Di lantai 7 itu, satu persatu tampil, menceriterakan pengalaman mereka, batu dan kerikil yang mereka hadapi, termasuk ceritera-ceritera lucu dalam aktivitas mereka. “Saya ini dulu bikin sepatu gara-gara mencari sepatu untuk ukuran kaki saya sulit. Sudah sulit mahal lagi,” kata Yukka Harlanda. Alumni ITB Jurusan Teknik Sipil ini kini dikenal sebagai pengusaha sepatu merk Brodo. Ya, tentu saja itu dari asal kata “bro” sebutan untuk kawan yang kita nilai akrab.
Mesty berceritera salah satu pengalamannya saat bertugas di sebuah rumah sakit di Jakarta dan menunggu seorang pasien bayi yang orangtuanya kemudian memohon agar bisa membawa pulang bayi mereka karena biaya pengobatan sudah Rp 75 juta. “Bapak itu bilang hanya punya uang Rp 30 juta yang itu pun sudah ia kumpulkan dari semua saudaranya. Ia tidak sanggup lagi,” kata Mesty di panggung. Padahal, menurut dia, dalam waktu lima menit jika bayi itu pulang, bisa jadi akan meninggal. Mesty kemudian menggalang dana dan terkumpulah biaya untuk pengobatan bayi itu. “Sebenarnya banyak orang baik di sekitar kita,” katanya. Menurut Mesty, mereka bersedia membantu karena dana yang mereka berikan sangat transparan penggunaannya.

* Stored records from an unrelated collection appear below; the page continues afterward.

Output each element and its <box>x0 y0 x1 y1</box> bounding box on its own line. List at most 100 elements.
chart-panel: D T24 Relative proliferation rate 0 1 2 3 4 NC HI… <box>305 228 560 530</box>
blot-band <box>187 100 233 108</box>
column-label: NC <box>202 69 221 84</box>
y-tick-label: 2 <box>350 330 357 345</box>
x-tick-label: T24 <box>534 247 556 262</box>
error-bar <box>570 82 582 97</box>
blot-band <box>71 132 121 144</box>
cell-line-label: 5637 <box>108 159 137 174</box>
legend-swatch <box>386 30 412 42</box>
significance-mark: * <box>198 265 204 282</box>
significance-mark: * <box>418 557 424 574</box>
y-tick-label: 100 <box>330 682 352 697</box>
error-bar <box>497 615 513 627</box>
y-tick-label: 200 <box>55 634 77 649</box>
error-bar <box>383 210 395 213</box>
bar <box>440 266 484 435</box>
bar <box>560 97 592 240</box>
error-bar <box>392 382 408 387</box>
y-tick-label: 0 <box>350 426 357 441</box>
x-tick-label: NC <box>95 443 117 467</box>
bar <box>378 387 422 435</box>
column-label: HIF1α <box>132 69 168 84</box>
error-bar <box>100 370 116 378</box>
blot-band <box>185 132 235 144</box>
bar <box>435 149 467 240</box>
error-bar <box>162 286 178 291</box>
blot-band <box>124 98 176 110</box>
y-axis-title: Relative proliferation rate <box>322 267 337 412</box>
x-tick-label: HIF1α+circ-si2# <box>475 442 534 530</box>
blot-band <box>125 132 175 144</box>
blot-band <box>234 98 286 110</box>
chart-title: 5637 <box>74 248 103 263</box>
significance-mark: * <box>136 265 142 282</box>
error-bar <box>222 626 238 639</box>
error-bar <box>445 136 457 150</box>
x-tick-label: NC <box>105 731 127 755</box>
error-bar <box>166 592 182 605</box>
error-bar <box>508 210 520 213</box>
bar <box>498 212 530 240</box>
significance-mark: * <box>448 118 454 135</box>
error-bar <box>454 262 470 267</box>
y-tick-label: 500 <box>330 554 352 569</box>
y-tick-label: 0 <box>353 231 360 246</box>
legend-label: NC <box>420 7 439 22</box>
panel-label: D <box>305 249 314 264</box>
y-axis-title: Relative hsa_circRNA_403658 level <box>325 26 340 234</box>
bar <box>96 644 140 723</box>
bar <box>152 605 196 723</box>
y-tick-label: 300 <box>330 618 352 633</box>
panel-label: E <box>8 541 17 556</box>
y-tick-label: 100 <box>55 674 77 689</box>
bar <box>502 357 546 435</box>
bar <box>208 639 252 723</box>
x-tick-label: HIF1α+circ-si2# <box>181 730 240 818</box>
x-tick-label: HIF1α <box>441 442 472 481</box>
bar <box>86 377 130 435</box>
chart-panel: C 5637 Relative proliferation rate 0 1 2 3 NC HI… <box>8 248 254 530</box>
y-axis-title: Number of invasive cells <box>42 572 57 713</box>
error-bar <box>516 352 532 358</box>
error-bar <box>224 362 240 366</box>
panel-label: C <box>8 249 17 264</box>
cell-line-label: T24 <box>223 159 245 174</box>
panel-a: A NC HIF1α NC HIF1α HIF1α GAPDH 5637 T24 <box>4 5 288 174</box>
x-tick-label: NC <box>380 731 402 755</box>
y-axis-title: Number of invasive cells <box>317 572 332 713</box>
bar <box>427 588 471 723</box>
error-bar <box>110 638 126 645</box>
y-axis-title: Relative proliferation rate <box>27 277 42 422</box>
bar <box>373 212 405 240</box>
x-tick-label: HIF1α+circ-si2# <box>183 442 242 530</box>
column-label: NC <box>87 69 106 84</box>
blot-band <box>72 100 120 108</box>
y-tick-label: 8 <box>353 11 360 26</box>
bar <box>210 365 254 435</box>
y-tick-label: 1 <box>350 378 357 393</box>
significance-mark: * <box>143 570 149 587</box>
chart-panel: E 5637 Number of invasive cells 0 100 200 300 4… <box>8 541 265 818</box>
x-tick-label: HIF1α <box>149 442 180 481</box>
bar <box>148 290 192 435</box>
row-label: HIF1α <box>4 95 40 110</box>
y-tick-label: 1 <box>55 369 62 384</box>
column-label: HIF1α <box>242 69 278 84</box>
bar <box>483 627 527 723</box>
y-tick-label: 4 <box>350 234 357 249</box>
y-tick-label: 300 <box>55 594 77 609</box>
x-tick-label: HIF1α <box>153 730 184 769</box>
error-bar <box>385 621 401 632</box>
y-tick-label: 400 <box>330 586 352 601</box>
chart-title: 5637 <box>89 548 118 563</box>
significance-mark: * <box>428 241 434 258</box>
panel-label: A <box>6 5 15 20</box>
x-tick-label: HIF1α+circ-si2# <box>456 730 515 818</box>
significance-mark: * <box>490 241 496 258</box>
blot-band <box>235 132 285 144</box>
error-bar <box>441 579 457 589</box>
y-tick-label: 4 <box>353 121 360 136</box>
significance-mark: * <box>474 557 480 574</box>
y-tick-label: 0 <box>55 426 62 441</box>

Aan Mansyur, penyair yang puisinya dipakai dalam film Ada Apa dengan Cinta 2 (“Tak Ada New York Hari Ini”) berceritera panjang lebar tentang kegiatan dan awal mulanya menggeluti dunia kepenulisan. Ia mengaku sebenarnya dirinya orang yang pemalu, ragu-ragu, tidak percaya diri, plus punya kelainan jantung sehingga sejak kecil dilarang bekerja keras. Dan untuk semua ini ia menemukan dunia yang demikian luas dan memenuhi hasratnya: perpustakaan. Saya tertawa waktu Aan, dengan logat khas Bugisnya, berceritera pernah ia sangat ingin mempunyai pacar seorang gadis bisu karena menurut dia dunia sangat indah jika tidak ada orang bertanya-tanya dan dia akan merasa damai. Aan pandai berceritera, memikat, dan saya kira gadis mana pun akan jatuh cinta jika mendengar kata-kata penuh puitisnya jika berkisah…

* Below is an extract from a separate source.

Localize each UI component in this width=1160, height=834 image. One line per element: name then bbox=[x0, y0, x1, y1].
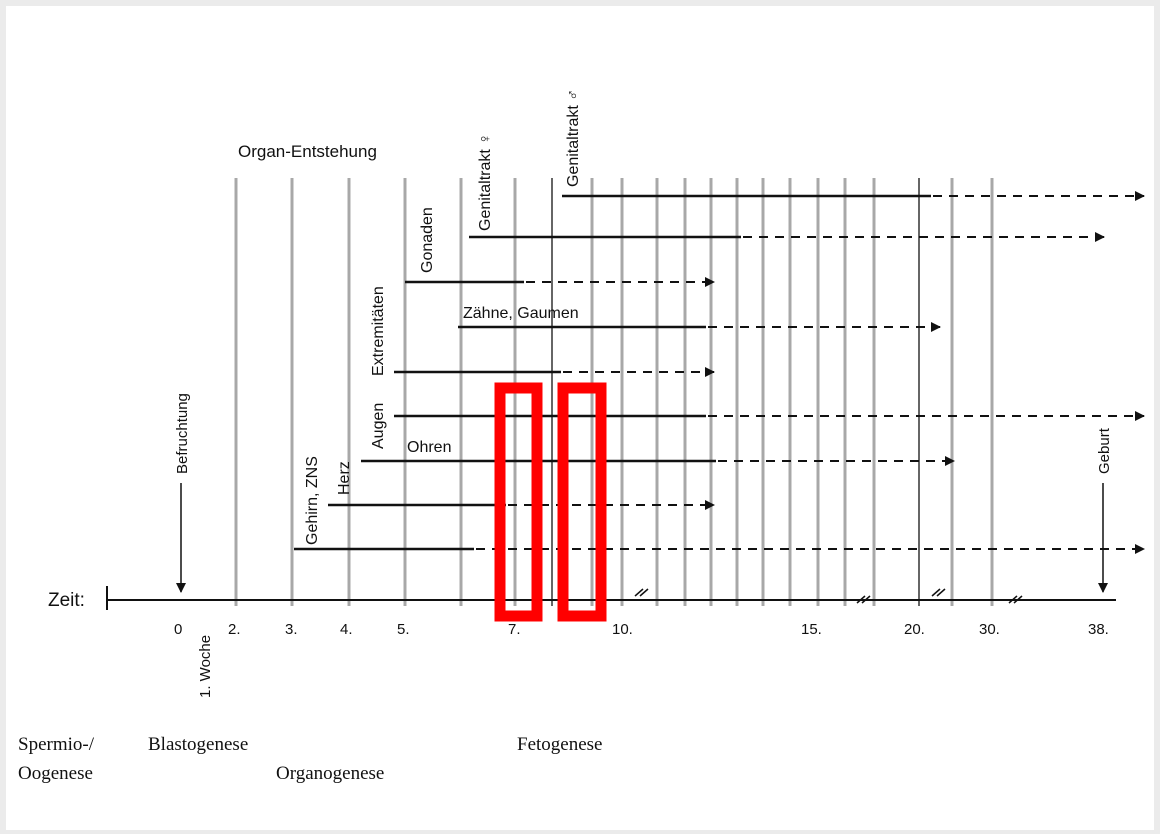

Saya sendiri menyenangi sejumlah puisi yang dibuat Mansyur, bukan puisi tentang cinta kepada seseorang (karena kalau soal ini pun saya merasa juga bisa menciptakan, hehehe) tapi, misalnya, puisi yang bicara tentang buku
Jendela perpustakaan
Langit menyentuh buku-buku pada sore hari
Ketika para pengunjung diminta berhenti membaca
Seorang petugas akan menutupnya dan tidak menyadari pertemuan singkat mereka yang hangat..

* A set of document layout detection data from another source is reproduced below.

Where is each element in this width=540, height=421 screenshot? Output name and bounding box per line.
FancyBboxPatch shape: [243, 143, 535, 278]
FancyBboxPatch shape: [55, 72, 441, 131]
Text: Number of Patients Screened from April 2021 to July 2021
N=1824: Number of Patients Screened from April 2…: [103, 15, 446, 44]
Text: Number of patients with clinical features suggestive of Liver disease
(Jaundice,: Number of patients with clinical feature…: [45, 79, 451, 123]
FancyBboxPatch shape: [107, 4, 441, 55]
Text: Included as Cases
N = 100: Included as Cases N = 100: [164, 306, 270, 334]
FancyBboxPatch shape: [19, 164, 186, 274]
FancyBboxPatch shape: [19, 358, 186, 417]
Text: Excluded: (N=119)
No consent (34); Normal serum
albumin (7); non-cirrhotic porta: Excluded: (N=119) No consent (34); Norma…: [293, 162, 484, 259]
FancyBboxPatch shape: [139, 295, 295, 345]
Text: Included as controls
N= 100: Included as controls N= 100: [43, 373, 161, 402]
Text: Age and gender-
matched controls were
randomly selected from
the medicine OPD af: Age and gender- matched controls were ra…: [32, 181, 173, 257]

Perpisahan dan warna masa kecil itu tiba-tiba musnah
Orang-orang pulang dengan pikiran lama di kepala
Lampu-lampu dipadamkan dengan alasan penghematan
Buku-buku tidak bisa membaca diri mereka sendiri
Malam akan datang dan kesunyian menyusun dirinya kembali
Di depan perpustakaan langit masih menatap jendela tertutup itu tanpa berkedip…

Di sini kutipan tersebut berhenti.